Nous parlons aujourd’hui du poète GUILLEVIC (Eugène) pour 2 raisons : parce que la simplicité de ses vers nous a touchés à une époque, et parce qu’un lecteur assidu de notre blog en a parlé lors d’une note consacrée à ARAGON, nous donnant envie de le relire et de l’évoquer.
Il se trouve que nous connaissons GUILLEVIC à travers LE recueil « Trente et un sonnets » (Gallimard, édition 1980, avec la préface de Louis ARAGON), qu’il semble avoir renié par la suite : était-ce une commande politique de son Parti en 1954, (précisons : le Parti Communiste Français) était-ce une commande du Maître des Lettres Françaises, i.e. Louis ARAGON ?
Il est vrai que la préface a un air de condescendance.
Cependant, une fois encore (lire par exemple son texte « la nuit du 4 » - un poème de Victor HUGO – page 1341 à 1349 de La Pléiade, tome II) nous devons reconnaître le sens de l’observation et de l’analyse de Louis ARAGON : il voit l’essentiel et il l’exprime clairement tout en le mettant en perspective. Ainsi il écrit :
« Déjà le sonnet est devenu langage, et c’est l’essentiel, l’extraordinaire, simple langage, et tout le monde reconnaît, même à contrecoeur, la similitude qui subsiste entre le GUILLEVIC d’hier et celui d’aujourd’hui, le parler dépouillé, mesuré, cette haine de l’éclat, cette insertion de la pensée dans les mots comme des murs : j’ai toujours songé, lisant GUILLEVIC, à ces jardins du Vaucluse et du Gard (…) » (préface, page 17)
Dans les sonnets « aux hommes de plus tard », on trouve pêle-mêle l’ode au travailleur, la critique sociale, l’espoir des jours meilleurs, etc.
« Sa machine pour l’ouvrier n’était pas rien.
Il avait du plaisir à montrer qu’il savait
S’y prendre et vous tournait par exemple un rivet
Qu’il vous tendait avec un air presque olympien. »
« Vous qui ne devrez plus comme nous combiner
Comment payer le percepteur et la crémière, (…) »
Mais il est vrai que les sonnets relatifs aux « affaires », même s’ils sont bien tournés, ne nous interpellent pas.
Alors, ce qui nous a séduit hier et aujourd’hui encore, ce sont des vers comme ceux-ci :
Sonnet « matin »
« L’un trempe son pain blanc dans du café au lait,
L’autre boit du thé noir et mange des tartines,
Un autre prend un peu de rouge à la cantine.
L’un s’étire et se tait.
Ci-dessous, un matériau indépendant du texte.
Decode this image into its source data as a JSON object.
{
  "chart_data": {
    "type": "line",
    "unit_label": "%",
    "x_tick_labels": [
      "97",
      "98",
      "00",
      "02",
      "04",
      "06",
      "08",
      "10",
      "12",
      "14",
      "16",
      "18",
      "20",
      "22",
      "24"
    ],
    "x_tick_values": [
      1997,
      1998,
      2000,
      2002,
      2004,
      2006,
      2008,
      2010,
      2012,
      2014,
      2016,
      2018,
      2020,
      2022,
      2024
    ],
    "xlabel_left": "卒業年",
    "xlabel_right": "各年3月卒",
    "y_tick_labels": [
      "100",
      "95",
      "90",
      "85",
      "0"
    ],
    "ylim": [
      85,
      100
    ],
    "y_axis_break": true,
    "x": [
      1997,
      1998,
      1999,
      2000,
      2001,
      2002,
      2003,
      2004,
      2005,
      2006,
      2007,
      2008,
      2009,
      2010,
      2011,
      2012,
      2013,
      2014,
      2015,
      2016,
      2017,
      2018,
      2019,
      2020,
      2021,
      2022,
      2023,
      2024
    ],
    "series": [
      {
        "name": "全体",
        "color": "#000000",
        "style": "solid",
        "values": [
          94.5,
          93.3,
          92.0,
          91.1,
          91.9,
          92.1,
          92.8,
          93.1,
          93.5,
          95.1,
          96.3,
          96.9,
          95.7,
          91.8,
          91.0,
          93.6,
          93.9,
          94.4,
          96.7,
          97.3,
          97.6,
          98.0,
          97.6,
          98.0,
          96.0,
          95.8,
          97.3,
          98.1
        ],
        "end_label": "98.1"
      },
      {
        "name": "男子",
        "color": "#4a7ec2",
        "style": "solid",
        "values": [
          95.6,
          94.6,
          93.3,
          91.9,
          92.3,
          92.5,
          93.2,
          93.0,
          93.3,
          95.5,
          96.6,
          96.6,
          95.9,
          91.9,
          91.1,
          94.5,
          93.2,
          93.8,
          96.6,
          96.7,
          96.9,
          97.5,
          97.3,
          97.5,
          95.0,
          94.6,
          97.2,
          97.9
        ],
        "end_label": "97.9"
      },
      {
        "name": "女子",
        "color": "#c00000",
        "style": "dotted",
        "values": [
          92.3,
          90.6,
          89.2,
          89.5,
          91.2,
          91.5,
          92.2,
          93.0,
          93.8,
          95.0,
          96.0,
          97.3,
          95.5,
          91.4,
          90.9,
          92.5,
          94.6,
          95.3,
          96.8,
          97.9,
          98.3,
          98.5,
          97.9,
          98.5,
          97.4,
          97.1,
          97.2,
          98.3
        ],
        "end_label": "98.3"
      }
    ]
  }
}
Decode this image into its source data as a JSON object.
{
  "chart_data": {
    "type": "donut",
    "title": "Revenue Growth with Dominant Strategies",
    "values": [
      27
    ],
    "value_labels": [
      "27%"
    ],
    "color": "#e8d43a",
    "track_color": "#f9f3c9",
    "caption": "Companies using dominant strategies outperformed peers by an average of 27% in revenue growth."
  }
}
L’autre chante un couplet.
(…)
Nous voulons être heureux, heureux, nous autres hommes. »
Sonnet « vous avez tellement grandi »
« Vous avez tellement grandi, vous êtes grandes,
Mes filles, maintenant. Souvent nous nous taisons.
Je me vois détourner vos yeux vers l’horizon
Et me voiler ce que chacune lui demande.
(…)
Il faut savoir. Vous êtes à côté de moi.
Je dois me dire que c’est bien, très bien. Les roses
Un jour s’ouvrent au vent, au soleil, à l’effroi. »
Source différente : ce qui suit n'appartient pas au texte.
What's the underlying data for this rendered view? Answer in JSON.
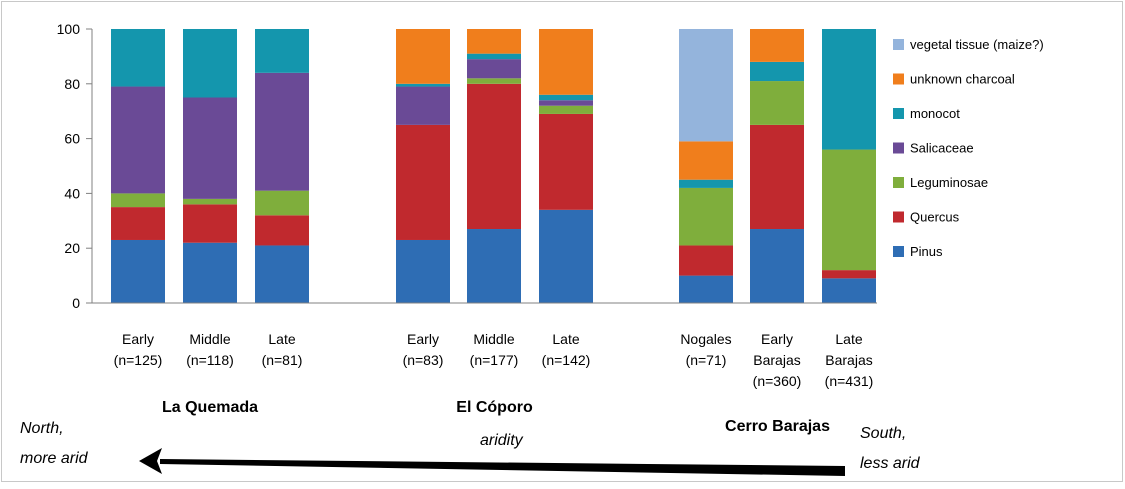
{
  "chart_data": {
    "type": "bar",
    "stacked": true,
    "ylim": [
      0,
      100
    ],
    "yticks": [
      0,
      20,
      40,
      60,
      80,
      100
    ],
    "grid": false,
    "legend_position": "right",
    "groups": [
      {
        "name": "La Quemada",
        "bars": [
          0,
          1,
          2
        ]
      },
      {
        "name": "El Cóporo",
        "bars": [
          3,
          4,
          5
        ]
      },
      {
        "name": "Cerro Barajas",
        "bars": [
          6,
          7,
          8
        ]
      }
    ],
    "categories": [
      [
        "Early",
        "(n=125)"
      ],
      [
        "Middle",
        "(n=118)"
      ],
      [
        "Late",
        "(n=81)"
      ],
      [
        "Early",
        "(n=83)"
      ],
      [
        "Middle",
        "(n=177)"
      ],
      [
        "Late",
        "(n=142)"
      ],
      [
        "Nogales",
        "(n=71)"
      ],
      [
        "Early",
        "Barajas",
        "(n=360)"
      ],
      [
        "Late",
        "Barajas",
        "(n=431)"
      ]
    ],
    "series": [
      {
        "name": "Pinus",
        "color": "#2e6db4",
        "values": [
          23,
          22,
          21,
          23,
          27,
          34,
          10,
          27,
          9
        ]
      },
      {
        "name": "Quercus",
        "color": "#c0292e",
        "values": [
          12,
          14,
          11,
          42,
          53,
          35,
          11,
          38,
          3
        ]
      },
      {
        "name": "Leguminosae",
        "color": "#7fae3c",
        "values": [
          5,
          2,
          9,
          0,
          2,
          3,
          21,
          16,
          44
        ]
      },
      {
        "name": "Salicaceae",
        "color": "#6a4a96",
        "values": [
          39,
          37,
          43,
          14,
          7,
          2,
          0,
          0,
          0
        ]
      },
      {
        "name": "monocot",
        "color": "#1496ad",
        "values": [
          21,
          25,
          16,
          1,
          2,
          2,
          3,
          7,
          44
        ]
      },
      {
        "name": "unknown charcoal",
        "color": "#f07e1c",
        "values": [
          0,
          0,
          0,
          20,
          9,
          24,
          14,
          12,
          0
        ]
      },
      {
        "name": "vegetal tissue  (maize?)",
        "color": "#94b4dc",
        "values": [
          0,
          0,
          0,
          0,
          0,
          0,
          41,
          0,
          0
        ]
      }
    ],
    "annotations": {
      "left_label": [
        "North,",
        "more arid"
      ],
      "right_label": [
        "South,",
        "less arid"
      ],
      "center_label": "aridity"
    }
  }
}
Et puis, à tous les écoliers, les lycéens, et bien sûr les enseignants,
Nous recommandons la lecture du sonnet « l’école publique » : tout est dit sur ce qu’elle était encore au début du siècle dernier, et tout ce que nous lui devons tous.
Prochainement, nous parlerons du 1er livre de GUILLEVIC, « Terraqué », puisqu’on le présente comme son meilleur.